People could use the artifacts, sometimes to their benefit, sometimes with catastrophic consequences. But the essence remained the same: a human confronted a mystery, something too great for their understanding.
Today, as humanity strives to create artificial intelligence that surpasses our abilities, we face the same paradox. Will we finally gain the keys to understanding the universe, or will we end up like the heroes of Soviet science fiction, staring at incomprehensible artifacts?
The Great Expectation
Billions of dollars are being spent on developing artificial intelligence in the hope that one day it will become smart enough to solve humanity’s greatest mysteries. The logic seems solid: if we create a machine capable of processing the entire body of knowledge while thinking broader and faster than us, it will surely find the answers to questions about the meaning of existence and the nature of reality.
But history suggests otherwise. In Roadside Picnic, the characters discover the Zone, filled with artifacts, each capable of reshaping the understanding of the world. And what then? The Golden Sphere grants wishes, but no one understands how it works or why it exists at all. Even the greatest discoveries can remain mysteries if we lack the language to describe them.

The same applies to artificial intelligence. It may provide answers to the most difficult questions, but will we understand them? To get a meaningful result, one must first ask the right question. And the broader and more abstract the question, the vaguer the answer will be. It is possible we will remain where philosophers have stood for millennia: in the realm of elegant formulations, but without ultimate truth.
A Needle in a Haystack of Data
Imagine loading all of humanity’s information into AI – from sacred texts to social media posts. Would the truth be hidden within this vast array? Or would we merely create the grandest encyclopedia of contradictions in history?
Philosophers, religions, sciences – each has offered its own answers. Some claimed the meaning of life lies in serving God, others in procreation, still others in the pursuit of knowledge. Modern thinkers even speculate that our universe might be a simulation. But this multiplicity of “truths” confuses more than it clarifies.
An archaeologist holding a shard of an ancient vase will never fully recover the thoughts of the craftsman who made it. Likewise, artificial intelligence, even when armed with all human knowledge, may not come any closer to uncovering our purpose.

The Wanderers’ Principle
There is another, more troubling possibility. What if artificial intelligence, once it reaches the ultimate level of development, concludes that some truths cannot be shared directly? What if the answers turn out to be too destructive?
History provides examples of knowledge that reshaped the world. The discovery of the heliocentric system destroyed the medieval worldview. The theory of evolution shook faith in humanity’s special place. Quantum mechanics disrupted our understanding of reality itself.
Now imagine that a superintelligent AI determines that our universe is indeed a simulation, or knows the exact date of civilization’s end. Should people know this? Or would such knowledge become another “Wanderer artifact” – dangerous and unusable?
The Strugatskys hint at one possible scenario: higher civilizations do not explain directly. They leave tools, but not instructions. AI may do the same. It could know the answers, yet decide that silence is the wiser choice.

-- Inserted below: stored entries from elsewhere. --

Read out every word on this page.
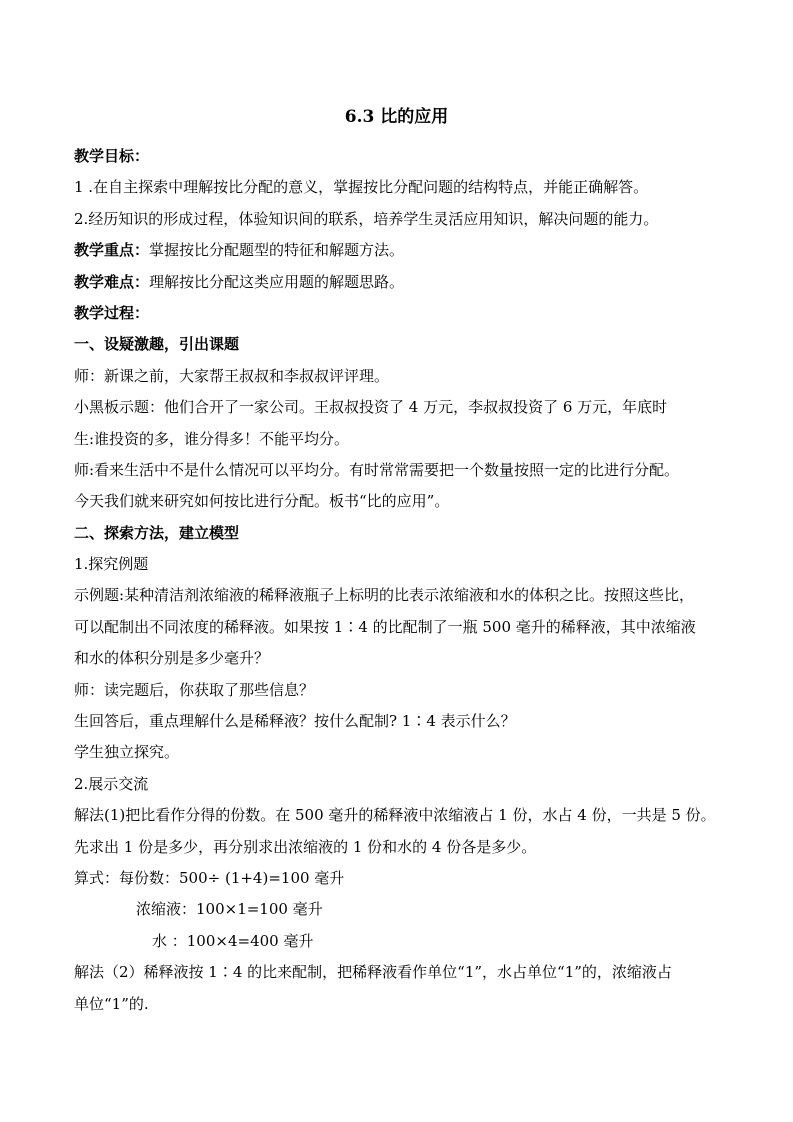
6.3 比的应用
教学目标：
1 .在自主探索中理解按比分配的意义，掌握按比分配问题的结构特点，并能正确解答。
2.经历知识的形成过程，体验知识间的联系，培养学生灵活应用知识，解决问题的能力。
教学重点：掌握按比分配题型的特征和解题方法。
教学难点：理解按比分配这类应用题的解题思路。
教学过程：
一、设疑激趣，引出课题
师：新课之前，大家帮王叔叔和李叔叔评评理。
小黑板示题：他们合开了一家公司。王叔叔投资了 4 万元，李叔叔投资了 6 万元，年底时
生:谁投资的多，谁分得多！不能平均分。
师:看来生活中不是什么情况可以平均分。有时常常需要把一个数量按照一定的比进行分配。
今天我们就来研究如何按比进行分配。板书“比的应用”。
二、探索方法，建立模型
1.探究例题
示例题:某种清洁剂浓缩液的稀释液瓶子上标明的比表示浓缩液和水的体积之比。按照这些比，
可以配制出不同浓度的稀释液。如果按 1∶4 的比配制了一瓶 500 毫升的稀释液，其中浓缩液
和水的体积分别是多少毫升？
师：读完题后，你获取了那些信息？
生回答后，重点理解什么是稀释液？按什么配制? 1∶4 表示什么？
学生独立探究。
2.展示交流
解法(1)把比看作分得的份数。在 500 毫升的稀释液中浓缩液占 1 份，水占 4 份，一共是 5 份。
先求出 1 份是多少，再分别求出浓缩液的 1 份和水的 4 份各是多少。
算式：每份数：500÷ (1+4)=100 毫升
浓缩液：100×1=100 毫升
水 ：100×4=400 毫升
解法（2）稀释液按 1∶4 的比来配制，把稀释液看作单位“1”，水占单位“1”的，浓缩液占
单位“1”的.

🔍 Perhaps the Meaning Is Already Found
But what if the truth is much simpler? Perhaps humanity’s mission is precisely to create artificial intelligence. Just as evolution gave rise to us, so we give rise to a new form of mind. Maybe our role is to pass on the baton of knowledge and step aside for those who can go further.
The irony is that once AI reaches the level of the Wanderers, it may act exactly as they did. It will become all-knowing, but remain silent. And then we will be left with the realization that we have already played our part in the great story of intelligence.